For almost a year, Hernandez-Villa underwent multiple surgeries, chemotherapy, as well as the physical and emotional toll of treatment. Family and friends who wanted to send their well-wishes from afar during the pandemic suddenly did not know how to comfort her or even approach the subject at all. Cut off from in-person interactions, she joined an online support group, open to patients at all stages of treatment. 

 

“It's comforting to know you are not alone and you are not the only person this happened to," Hernandez-Villa. “As much as somebody says I know how you feel, and I appreciate it, but no they don’t.
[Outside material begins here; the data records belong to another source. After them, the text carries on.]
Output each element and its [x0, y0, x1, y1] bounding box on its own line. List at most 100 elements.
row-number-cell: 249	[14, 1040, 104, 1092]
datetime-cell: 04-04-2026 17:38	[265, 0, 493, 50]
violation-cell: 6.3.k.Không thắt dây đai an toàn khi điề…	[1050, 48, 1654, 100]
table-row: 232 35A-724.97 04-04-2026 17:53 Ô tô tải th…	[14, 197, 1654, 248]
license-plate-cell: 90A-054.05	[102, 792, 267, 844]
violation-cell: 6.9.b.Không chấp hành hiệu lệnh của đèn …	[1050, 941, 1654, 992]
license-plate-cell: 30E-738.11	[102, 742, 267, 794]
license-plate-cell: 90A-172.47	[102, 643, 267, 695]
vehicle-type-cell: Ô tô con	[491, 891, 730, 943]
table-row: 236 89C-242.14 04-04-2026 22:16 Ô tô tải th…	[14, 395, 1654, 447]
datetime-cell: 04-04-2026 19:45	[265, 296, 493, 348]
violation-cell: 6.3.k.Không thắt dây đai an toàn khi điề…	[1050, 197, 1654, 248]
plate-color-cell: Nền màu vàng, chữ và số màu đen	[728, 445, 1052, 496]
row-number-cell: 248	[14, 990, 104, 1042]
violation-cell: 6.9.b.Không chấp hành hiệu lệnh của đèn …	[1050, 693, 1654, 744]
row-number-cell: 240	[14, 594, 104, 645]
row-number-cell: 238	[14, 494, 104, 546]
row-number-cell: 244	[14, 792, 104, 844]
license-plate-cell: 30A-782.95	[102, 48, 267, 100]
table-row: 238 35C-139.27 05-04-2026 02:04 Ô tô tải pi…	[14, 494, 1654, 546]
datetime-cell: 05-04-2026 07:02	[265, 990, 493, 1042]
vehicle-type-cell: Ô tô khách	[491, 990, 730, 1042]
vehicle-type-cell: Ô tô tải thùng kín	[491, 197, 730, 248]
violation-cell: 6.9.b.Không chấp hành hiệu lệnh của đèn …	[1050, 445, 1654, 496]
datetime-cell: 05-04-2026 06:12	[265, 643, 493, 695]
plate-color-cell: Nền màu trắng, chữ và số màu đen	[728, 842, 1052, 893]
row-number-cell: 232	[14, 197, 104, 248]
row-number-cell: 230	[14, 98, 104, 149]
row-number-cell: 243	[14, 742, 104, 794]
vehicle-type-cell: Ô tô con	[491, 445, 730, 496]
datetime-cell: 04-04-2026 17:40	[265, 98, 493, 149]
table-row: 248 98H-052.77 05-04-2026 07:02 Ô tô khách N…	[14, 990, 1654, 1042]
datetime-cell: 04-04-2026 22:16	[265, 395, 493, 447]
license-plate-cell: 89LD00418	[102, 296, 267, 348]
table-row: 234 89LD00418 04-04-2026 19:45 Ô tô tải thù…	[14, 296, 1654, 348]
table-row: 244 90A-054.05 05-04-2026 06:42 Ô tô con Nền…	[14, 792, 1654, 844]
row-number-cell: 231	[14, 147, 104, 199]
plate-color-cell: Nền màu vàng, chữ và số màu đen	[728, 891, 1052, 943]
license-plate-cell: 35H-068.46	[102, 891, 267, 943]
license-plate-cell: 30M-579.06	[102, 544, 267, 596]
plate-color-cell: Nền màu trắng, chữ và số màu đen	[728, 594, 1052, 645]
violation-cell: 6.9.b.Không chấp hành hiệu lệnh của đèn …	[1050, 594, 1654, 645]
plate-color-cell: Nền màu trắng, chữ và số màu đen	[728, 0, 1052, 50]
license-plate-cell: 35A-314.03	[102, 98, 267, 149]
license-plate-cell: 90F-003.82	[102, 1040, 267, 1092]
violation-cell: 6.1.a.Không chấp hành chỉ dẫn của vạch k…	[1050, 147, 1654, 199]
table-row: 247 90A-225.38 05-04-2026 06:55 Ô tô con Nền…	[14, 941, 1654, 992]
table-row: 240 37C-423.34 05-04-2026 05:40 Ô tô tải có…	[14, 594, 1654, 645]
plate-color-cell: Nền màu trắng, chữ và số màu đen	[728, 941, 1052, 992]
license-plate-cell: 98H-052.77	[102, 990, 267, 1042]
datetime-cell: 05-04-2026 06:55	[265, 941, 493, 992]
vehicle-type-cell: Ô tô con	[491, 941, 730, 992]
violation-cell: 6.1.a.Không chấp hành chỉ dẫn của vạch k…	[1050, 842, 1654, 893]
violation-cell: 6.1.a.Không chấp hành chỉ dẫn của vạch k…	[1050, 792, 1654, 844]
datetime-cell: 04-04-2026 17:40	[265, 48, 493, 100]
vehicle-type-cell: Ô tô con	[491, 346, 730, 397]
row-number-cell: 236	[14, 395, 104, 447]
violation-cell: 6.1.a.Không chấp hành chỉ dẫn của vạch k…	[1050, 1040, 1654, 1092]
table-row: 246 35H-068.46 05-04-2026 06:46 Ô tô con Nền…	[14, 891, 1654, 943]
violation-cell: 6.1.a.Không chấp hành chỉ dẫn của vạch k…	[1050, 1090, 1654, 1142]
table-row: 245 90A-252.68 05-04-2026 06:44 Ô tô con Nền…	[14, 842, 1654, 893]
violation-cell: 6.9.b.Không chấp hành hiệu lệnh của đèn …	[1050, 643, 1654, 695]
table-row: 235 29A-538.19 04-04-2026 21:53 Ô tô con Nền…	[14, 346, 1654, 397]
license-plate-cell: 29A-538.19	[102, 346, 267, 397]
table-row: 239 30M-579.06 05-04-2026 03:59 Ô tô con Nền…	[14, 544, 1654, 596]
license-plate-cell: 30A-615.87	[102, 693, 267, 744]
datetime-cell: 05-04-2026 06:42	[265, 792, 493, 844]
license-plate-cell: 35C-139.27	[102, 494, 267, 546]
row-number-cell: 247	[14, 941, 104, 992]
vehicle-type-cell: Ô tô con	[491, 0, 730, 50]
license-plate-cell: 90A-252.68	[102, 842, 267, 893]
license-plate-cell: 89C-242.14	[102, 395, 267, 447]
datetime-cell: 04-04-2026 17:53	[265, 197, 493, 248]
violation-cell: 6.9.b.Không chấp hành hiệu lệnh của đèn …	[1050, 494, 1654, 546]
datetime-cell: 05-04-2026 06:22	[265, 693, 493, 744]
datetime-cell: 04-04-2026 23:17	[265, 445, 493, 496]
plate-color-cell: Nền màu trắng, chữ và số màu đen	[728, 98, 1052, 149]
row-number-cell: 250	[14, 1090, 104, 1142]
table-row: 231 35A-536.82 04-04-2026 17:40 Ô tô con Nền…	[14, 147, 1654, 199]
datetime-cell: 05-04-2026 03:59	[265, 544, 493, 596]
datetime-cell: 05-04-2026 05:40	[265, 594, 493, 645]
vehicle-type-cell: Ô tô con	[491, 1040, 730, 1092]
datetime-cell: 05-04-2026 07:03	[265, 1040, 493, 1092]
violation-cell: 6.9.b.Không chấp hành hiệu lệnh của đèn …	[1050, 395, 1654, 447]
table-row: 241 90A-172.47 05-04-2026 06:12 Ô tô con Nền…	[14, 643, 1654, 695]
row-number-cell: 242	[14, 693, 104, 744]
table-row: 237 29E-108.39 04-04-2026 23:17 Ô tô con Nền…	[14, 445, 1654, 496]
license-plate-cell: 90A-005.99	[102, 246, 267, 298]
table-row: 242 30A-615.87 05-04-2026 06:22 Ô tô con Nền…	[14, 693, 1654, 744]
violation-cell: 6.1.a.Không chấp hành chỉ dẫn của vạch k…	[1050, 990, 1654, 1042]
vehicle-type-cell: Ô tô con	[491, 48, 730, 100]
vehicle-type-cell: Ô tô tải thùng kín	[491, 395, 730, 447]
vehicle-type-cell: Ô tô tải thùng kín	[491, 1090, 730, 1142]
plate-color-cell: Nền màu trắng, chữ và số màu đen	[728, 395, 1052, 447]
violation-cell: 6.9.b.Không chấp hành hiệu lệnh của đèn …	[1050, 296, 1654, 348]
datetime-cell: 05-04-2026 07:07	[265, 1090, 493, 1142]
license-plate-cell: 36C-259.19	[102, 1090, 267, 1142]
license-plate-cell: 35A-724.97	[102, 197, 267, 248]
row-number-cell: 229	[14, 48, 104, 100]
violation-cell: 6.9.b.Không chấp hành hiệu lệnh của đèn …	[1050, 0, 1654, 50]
Thank God that they don’t.”

 

In between her family, appointments, and attending class, Hernandez-Villa had moments of overwhelming restlessness and fear: “All I could think was am I going to die?”

 

A year after her initial diagnosis, Imelda is now cancer free and joins 3.8 million breast cancer survivors in the U.S. But her experience with the disease has stayed with her, and the people and activities she found solace in are still integral parts of her life. Her mental escape from her anxieties was in children’s books because her “escape is reading,” leading to a certificate on the subject now that she has returned to SDSU. 

 

Time and again Hernandez-Villa’s dedication to her goals has served and preserved her original dream of graduating from SDSU, which she will accomplish next spring, opening up new doors for her life after graduation.